Sites in the eye involved in glaucoma pathogenesis. The major risk factor for the development and progression of glaucoma is elevated IOP due to impaired aqueous humor outflow at the trabecular meshwork, a tissue located at the iridocorneal angle. This elevated IOP causes the cupping of the optic nerve head (ONH), which damages the unmyelinated retinal ganglion cell (RGC) axons. This leads to anterograde degeneration, thinning of the retinal nerve fiber layer (RNFL), and death of the RGCs as well as the retrograde neurodegeneration of the optic nerve and target neurons in the vision centers of the brain. Figure created using BioRender.

2. Glucocorticoids and the Eye

The normal physiological activities of glucocorticoids (GCs) are to regulate carbohydrate, lipid, protein, and electrolyte metabolism. The endogenous GC in man is cortisol, which is secreted by the adrenal cortex in response to physiological stresses. Cortisol also has anti-inflammatory and immunosuppressive activities, which has led to the design, synthesis, and development of more potent and effective GCs with longer half-lives to treat a wide variety of inflammatory and immune diseases. GCs are unsurpassed as anti-inflammatory agents because they inhibit most stages of the inflammatory response, irrespective of the cause of inflammation. There exists a complex relationship between ocular inflammation and IOP. The IOP depends on the comparative rates of aqueous production and outflow. Ocular inflammation can negatively affect these processes and upend normal circulation in the eye, leading to IOP elevation. In inflammatory forms of glaucoma, GCs can resolve IOP elevation by reducing trabecular inflammation that improves TM outflow and increasing blood–aqueous barrier (BAB) to decrease aqueous viscosity. On the other hand, GCs can increase IOP by reducing ciliary body inflammation and improving aqueous secretion.

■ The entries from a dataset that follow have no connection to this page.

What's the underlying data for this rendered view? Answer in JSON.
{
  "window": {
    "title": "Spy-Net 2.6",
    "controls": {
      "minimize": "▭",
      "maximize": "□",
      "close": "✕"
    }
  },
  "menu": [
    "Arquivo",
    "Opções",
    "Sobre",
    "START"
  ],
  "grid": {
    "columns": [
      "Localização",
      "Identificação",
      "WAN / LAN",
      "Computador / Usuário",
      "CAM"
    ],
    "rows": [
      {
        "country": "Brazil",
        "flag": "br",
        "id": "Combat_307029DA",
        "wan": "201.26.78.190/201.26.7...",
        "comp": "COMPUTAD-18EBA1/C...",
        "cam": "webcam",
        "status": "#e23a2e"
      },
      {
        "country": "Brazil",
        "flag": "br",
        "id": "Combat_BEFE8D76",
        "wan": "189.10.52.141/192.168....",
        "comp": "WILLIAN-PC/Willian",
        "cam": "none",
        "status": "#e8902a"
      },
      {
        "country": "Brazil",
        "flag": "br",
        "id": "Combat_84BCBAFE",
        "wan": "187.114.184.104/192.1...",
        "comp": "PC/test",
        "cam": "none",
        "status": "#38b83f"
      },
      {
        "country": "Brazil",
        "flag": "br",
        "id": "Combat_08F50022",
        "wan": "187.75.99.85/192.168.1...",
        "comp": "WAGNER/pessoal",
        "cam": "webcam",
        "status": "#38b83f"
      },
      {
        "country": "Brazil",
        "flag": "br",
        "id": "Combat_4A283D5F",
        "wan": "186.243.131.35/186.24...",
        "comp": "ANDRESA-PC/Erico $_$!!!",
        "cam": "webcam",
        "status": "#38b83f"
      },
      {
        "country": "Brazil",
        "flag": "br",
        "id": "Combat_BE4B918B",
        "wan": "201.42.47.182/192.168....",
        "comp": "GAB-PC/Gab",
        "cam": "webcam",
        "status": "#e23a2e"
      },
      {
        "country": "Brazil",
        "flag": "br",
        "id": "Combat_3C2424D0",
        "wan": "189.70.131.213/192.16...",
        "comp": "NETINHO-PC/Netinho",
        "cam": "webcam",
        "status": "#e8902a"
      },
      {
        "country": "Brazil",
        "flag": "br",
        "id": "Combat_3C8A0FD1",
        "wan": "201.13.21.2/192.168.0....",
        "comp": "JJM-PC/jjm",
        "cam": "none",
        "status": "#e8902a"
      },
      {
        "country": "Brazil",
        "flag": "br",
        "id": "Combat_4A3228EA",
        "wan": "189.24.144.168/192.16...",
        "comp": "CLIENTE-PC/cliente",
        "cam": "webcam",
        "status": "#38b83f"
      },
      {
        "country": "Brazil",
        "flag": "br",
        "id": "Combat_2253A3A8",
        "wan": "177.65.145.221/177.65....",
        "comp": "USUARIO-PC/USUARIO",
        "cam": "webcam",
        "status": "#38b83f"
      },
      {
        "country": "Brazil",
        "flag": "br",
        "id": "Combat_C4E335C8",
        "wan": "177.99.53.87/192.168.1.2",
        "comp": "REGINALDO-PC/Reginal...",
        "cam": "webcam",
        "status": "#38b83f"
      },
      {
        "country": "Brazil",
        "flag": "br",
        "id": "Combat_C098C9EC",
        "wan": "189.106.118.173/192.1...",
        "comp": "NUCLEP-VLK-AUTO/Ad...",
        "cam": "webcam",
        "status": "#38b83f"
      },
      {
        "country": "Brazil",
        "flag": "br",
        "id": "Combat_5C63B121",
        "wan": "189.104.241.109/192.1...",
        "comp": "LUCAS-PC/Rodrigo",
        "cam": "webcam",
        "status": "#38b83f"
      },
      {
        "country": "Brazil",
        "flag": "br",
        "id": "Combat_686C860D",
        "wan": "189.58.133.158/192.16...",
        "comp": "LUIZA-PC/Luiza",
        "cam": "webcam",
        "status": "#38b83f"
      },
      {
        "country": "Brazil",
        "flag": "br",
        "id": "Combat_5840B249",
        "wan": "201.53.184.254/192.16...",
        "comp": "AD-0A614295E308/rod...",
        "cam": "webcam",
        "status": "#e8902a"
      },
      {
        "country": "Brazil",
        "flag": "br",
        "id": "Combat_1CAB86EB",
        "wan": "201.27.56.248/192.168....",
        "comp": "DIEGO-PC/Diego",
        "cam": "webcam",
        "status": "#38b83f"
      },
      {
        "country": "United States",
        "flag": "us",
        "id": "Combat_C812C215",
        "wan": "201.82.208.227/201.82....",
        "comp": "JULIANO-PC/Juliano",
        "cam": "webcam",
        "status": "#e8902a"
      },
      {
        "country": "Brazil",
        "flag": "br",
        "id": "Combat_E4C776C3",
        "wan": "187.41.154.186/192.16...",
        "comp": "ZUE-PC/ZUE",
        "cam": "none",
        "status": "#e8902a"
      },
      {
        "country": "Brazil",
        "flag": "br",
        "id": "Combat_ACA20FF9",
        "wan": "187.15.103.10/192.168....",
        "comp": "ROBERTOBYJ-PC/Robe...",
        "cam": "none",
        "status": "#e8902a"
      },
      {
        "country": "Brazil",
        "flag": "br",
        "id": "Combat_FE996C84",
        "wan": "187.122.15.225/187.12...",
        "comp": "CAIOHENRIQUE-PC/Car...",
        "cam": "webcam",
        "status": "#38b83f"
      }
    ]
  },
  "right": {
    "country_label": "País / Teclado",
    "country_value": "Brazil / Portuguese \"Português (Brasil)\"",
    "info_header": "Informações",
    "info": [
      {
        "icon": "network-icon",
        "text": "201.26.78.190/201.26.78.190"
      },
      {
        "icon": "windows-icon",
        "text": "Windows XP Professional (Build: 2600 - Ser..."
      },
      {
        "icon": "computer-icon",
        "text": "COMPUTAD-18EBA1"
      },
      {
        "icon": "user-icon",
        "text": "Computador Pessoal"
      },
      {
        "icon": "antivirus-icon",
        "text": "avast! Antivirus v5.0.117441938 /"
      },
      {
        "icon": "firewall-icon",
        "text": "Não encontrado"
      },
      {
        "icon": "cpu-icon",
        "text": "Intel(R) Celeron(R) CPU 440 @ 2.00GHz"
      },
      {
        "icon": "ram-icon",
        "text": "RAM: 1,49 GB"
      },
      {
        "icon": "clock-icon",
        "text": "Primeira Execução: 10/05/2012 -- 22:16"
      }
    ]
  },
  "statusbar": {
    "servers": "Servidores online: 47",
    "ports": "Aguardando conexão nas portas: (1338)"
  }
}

In susceptible individuals, prolonged GC treatment can also cause increased resistance to aqueous outflow by inducing pathological changes in TM cells, which leads to IOP elevation called ocular hypertension (OHT).

3. Glucocorticoid-Induced Ocular Hypertension and Glucocorticoid-Induced Glaucoma

Ocular hypertension (OHT) or elevated intraocular pressure (IOP) can occur after GC use in susceptible individuals of any age group. A variety of ocular conditions are treated by GC therapy (Table 1). The prevalence of GC-OHT in patients treated therapeutically with GCs can vary widely depending on the specific GC, its potency, route of administration, penetration into the anterior segment, and duration of treatment. However, the delivery of GCs into the vitreous cavity either via injection of a suspension or delivery of a slow-release implant leads to greater responder rates of 30% (ivt injection of TA suspension) up to 70% (with slow-release implants). In some cases, patients are recalcitrant to topical glaucoma therapy and proceed to glaucoma surgery [24].

Table 1.

Ocular conditions treated with glucocorticoids.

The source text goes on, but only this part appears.